O encontro ocorrerá a partir de um processo que aguarda julgamento no TSE sobre o uso de imagens geradas por IA na convenção do PL, realizada em 25 de julho. O evento oficializou a candidatura do senador Flávio Bolsonaro (RJ) à Presidência da República.
A ação foi apresentada pelo PT, partido do presidente Luiz Inácio Lula da Silva, que disputa a reeleição. Nunes Marques é o relator do processo e busca um consenso entre os ministros antes de levar o caso para votação no plenário.
É comum que, na proximidade das eleições de outubro, o tribunal procure demonstrar unidade interna para fortalecer seus posicionamentos jurídicos.
A reunião será realizada a portas fechadas, logo após a sessão de julgamentos prevista para a manhã de quinta-feira.
Vídeo com inteligência artificial
O material questionado pelo PT é um vídeo produzido com a técnica conhecida como deepfake, na qual imagens e sons são criados artificialmente de forma que, a olho nu, pode ser difícil diferenciá-los de um conteúdo real.
O vídeo apresenta uma versão digital do ex-presidente Jair Bolsonaro, pai de Flávio Bolsonaro. Ele está em prisão domiciliar, foi condenado por liderar uma tentativa de golpe de Estado e está impedido de fazer manifestações públicas.
Logo no início, a imagem de Bolsonaro alerta:
“Isso que vocês estão vendo aqui não sou eu. Isso é uma simulação da minha imagem e da minha voz feita com inteligência artificial”.
Na sequência, a imagem sintética do ex-presidente afirma:
“Estou preso e calado por uma decisão injusta e arbitrária baseada em algo que eu nunca fiz”.
Por fim, a representação digital pede que os presentes recebam “de braços abertos a pessoa que escolhi para me substituir, sangue do meu sangue, meu filho Flávio”.
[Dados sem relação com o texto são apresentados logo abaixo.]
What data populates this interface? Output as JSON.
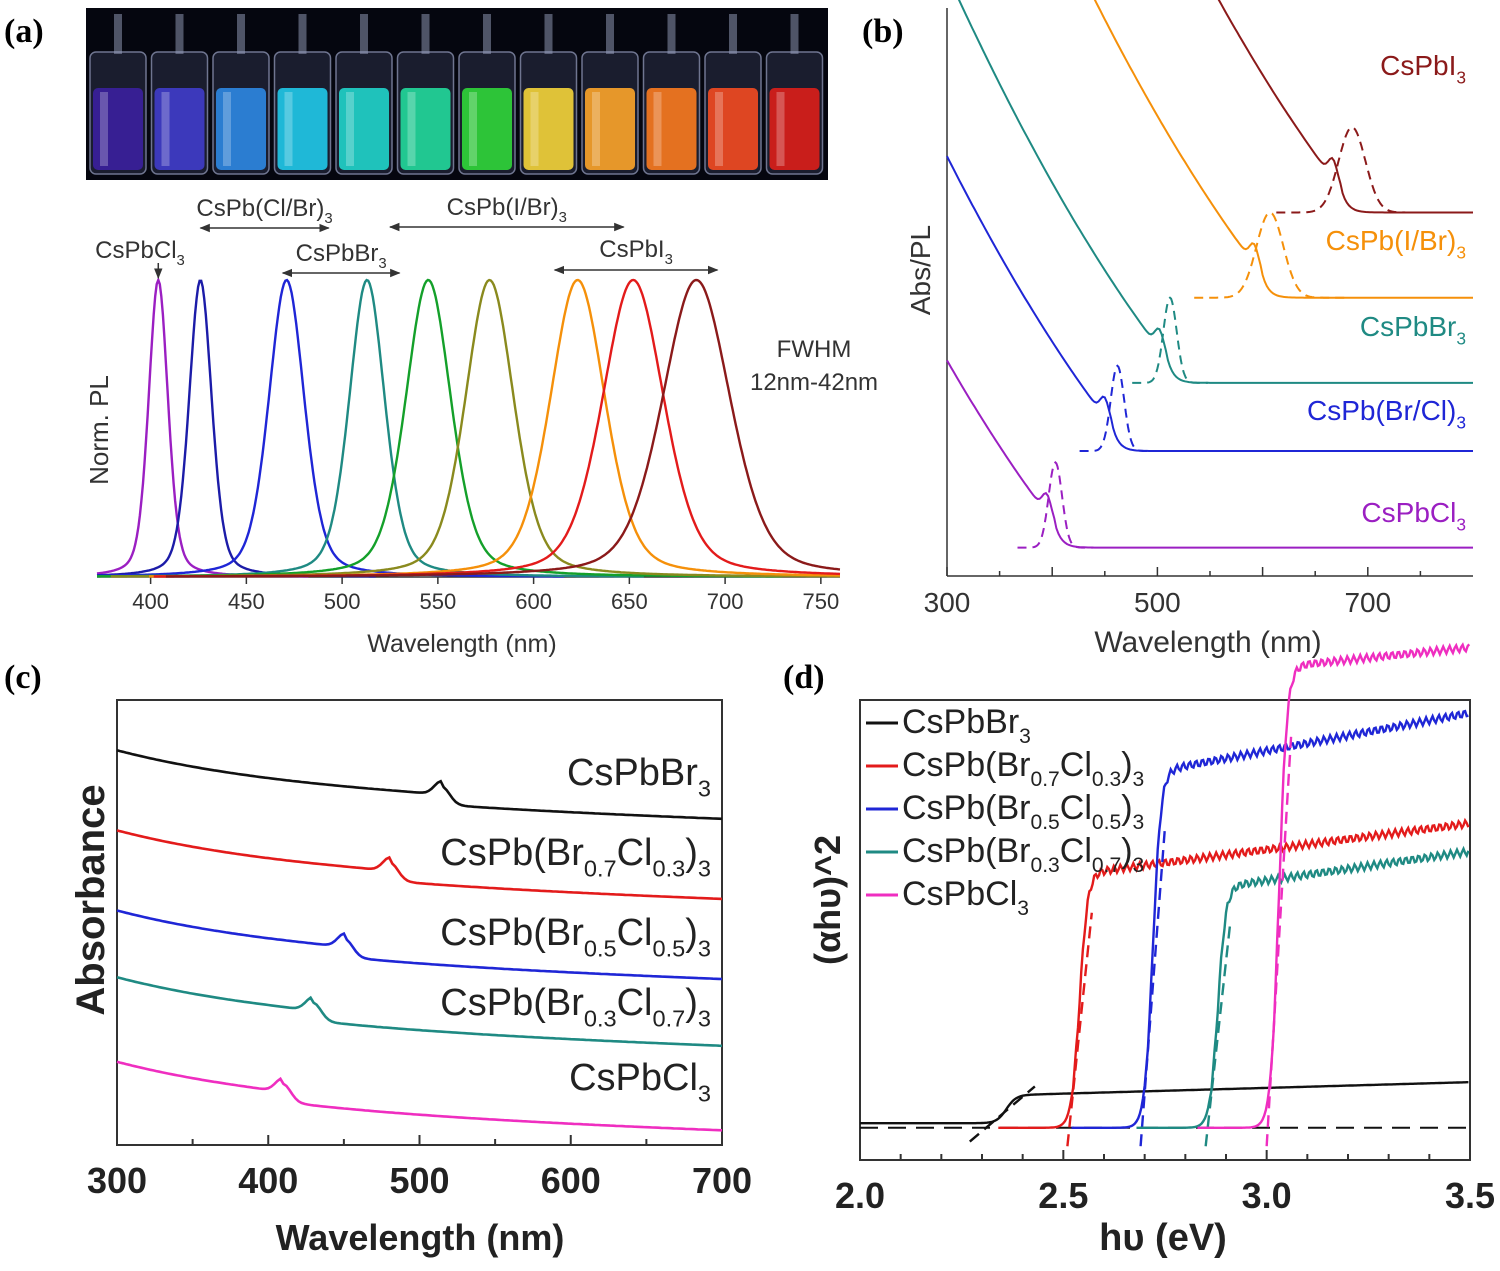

A fala termina com o pedido:
“Vem com fé, o Brasil tem futuro e o futuro é Flávio Bolsonaro Presidente.”
Questionamento do PT
Na ação apresentada ao TSE, o PT argumenta que o vídeo faz referência direta ao cargo em disputa e contém pedido explícito de voto por meio de material sintético.
Segundo o partido, esse tipo de conteúdo seria vedado pelas regras aprovadas pelo próprio TSE para o uso de inteligência artificial nas eleições.
Defesa de Flávio Bolsonaro
A defesa da campanha de Flávio Bolsonaro negou que o vídeo possa ser classificado como deepfake.
Os advogados argumentam que o público foi informado de que Jair Bolsonaro não estava presente e de que o conteúdo não correspondia a uma transmissão ou gravação autêntica do ex-presidente.
A defesa também negou que tenha ocorrido pedido de votos na fala apresentada no vídeo.
Resumo da Notícia
- Nunes Marques marca reunião com ministros do TSE para discutir o uso de IA nas eleições.
- O debate parte de processo sobre vídeo apresentado na convenção do PL em 25 de julho.
- O PT questiona o uso de imagens e sons gerados artificialmente.
- A defesa de Flávio Bolsonaro nega que o material seja deepfake e que tenha havido pedido de votos.
- O presidente do TSE busca consenso entre os ministros antes do julgamento do caso.